As a non-fiction writer, John Ehle published three biographies, his account of the Civil Rights Movement in Chapel Hill, The Free Men, and The Cheeses and Wine of England and France, with Notes on Irish Whiskey.
It is striking to compare his career with that of Wilma Dykeman’s across the Smoky Mountains in Tennessee. Both stood publically for civil rights at a really crucial time and wrote books about race relations; both served in government; both portrayed regional history in novels, both wrote books of non-fiction as well as fiction, and both married notable and prosperous partners. The greatest contrast to me was their public speaking. Dykeman was very poised and formal, but Ehle was much more informal. I remember a public Ehle reading when he got so tickled by a passage he read from The Land Breakers (not the snake scene) that he couldn't stop laughing.
John Ehle was as comfortable hobnobbing with the wealthy as he was with the most humble, and he was a very generous person. He was the only person who ever invited my late wife, our seven children, and me to a restaurant meal. He brought a car-load of remainder books - Innocent Bigamy by Olive Tilford Dargan - from Winston-Salem to me in Berea one January; he even let me drive him to the Lexington airport from Berea in his sports car and use it until I came to pick him up, and he invited my family to visit him at Penland for a cook-out where we met his daughter, Jennifer, a distinguished actress in her own right. John Ehle was a thoughtful person with a wide range of interests, but he was not naturally gregarious. Conversations with him were likely to be filled with long silences punctuated with wit, striking observations and intriguing juxtapositions.
John Ehle was much more than one of our region’s most distinguished writers. He was a courageous and exemplary and accomplished citizen, as well as a caring and compassionate person.
AWARDS
Blood at the Root: A Racial Cleansing in America won one of the American Book Awards presented for 2017 by the Before Columbus Foundation.

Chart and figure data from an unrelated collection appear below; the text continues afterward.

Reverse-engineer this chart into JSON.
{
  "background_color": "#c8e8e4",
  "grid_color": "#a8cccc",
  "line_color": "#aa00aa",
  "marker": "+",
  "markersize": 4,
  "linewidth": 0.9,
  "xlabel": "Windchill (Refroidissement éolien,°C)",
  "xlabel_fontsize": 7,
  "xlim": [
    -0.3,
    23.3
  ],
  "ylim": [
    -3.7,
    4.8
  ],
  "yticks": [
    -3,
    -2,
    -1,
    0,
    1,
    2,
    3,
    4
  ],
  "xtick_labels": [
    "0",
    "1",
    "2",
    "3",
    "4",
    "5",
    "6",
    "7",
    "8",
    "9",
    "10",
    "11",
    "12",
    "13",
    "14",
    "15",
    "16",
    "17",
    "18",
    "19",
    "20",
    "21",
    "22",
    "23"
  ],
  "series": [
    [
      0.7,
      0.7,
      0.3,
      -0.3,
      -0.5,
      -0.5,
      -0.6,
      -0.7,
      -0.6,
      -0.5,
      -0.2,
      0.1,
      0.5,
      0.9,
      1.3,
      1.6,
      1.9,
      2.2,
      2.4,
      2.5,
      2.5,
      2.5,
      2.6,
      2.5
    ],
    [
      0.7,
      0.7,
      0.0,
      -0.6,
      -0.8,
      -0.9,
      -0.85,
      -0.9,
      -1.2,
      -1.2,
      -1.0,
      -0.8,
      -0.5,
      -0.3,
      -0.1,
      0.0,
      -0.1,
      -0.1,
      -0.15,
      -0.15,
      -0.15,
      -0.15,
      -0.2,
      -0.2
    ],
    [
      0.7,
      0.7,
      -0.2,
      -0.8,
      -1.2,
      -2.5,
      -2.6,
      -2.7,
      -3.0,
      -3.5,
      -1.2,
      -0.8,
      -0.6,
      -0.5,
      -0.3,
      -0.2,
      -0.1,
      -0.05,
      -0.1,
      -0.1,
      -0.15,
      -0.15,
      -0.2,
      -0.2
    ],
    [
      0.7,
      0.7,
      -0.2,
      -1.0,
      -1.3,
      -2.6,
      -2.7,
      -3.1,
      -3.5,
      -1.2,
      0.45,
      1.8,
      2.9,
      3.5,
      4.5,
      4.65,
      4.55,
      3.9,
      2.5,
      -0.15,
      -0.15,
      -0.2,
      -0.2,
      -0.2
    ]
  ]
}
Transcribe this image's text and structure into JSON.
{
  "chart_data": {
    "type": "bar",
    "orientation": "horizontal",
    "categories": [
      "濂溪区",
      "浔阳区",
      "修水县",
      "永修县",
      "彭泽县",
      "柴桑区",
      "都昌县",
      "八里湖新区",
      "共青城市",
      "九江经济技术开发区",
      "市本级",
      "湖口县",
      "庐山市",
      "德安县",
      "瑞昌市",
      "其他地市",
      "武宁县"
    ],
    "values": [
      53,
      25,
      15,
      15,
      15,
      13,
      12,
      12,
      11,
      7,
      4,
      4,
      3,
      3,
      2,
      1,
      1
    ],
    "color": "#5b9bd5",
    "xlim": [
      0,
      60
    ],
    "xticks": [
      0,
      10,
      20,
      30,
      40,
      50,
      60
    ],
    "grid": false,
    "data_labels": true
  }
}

Nominated for Transylvania University’s Judy Gaines Young Book Award presented to the author of a book of distinction from the Appalachian Region for 2018 are:
Galaxie Wagon by Darnell Arnoult
Trampoline by Robert Gipe
Small Treasons by Robert Powell
The Weatherford Awards were established by the late Al Perrin in 1970 under the aegis of Berea College to honor W. D. Weatherford and later his son, Willis Weatherford, pioneers in service to Berea College and to Appalachian Studies. They honored a book each year deemed to be the most outstanding of books related to the Southern Appalachian Region. In the year 2000, the Appalachian Studies Association became a joint sponsor of the Award, and beginning in 2003 two awards were given – in fiction and non-fiction. In 2010 a third award – for poetry - was established in honor of Grace Toney Edwards.
For 2017 the award in fiction has been given to The Last Ballad by Wiley Cash. James Still: A Life by Carol Boggess received the award for non-fiction. The poetry award went to Palindrome by Pauletta Hansel. Finalists in poetry are American Purgatory by Rebecca Gayle Howell and Planet of the Best Love Songs by Ron Houchin. Finalists in non-fiction are The Life and Work of John C. Campbell by Olive Dame Campbell edited by Elizabeth McCutchen, The Industrialist and the Mountaineer: The Eastham-Thompson Feud and the Struggle for Wet Virginia’s Timber Frontier by Ron Lewis and The Rebel in the Red Jeep: Ken Hechler’s Life in West Virginia Politics by Carter Taylor Seaton. Finalists for fiction are Fire Is Your Water by Jim Minick, Monsters in Appalachia by Sheryl Monks, and The Animators by Kayla Rae Whitaker.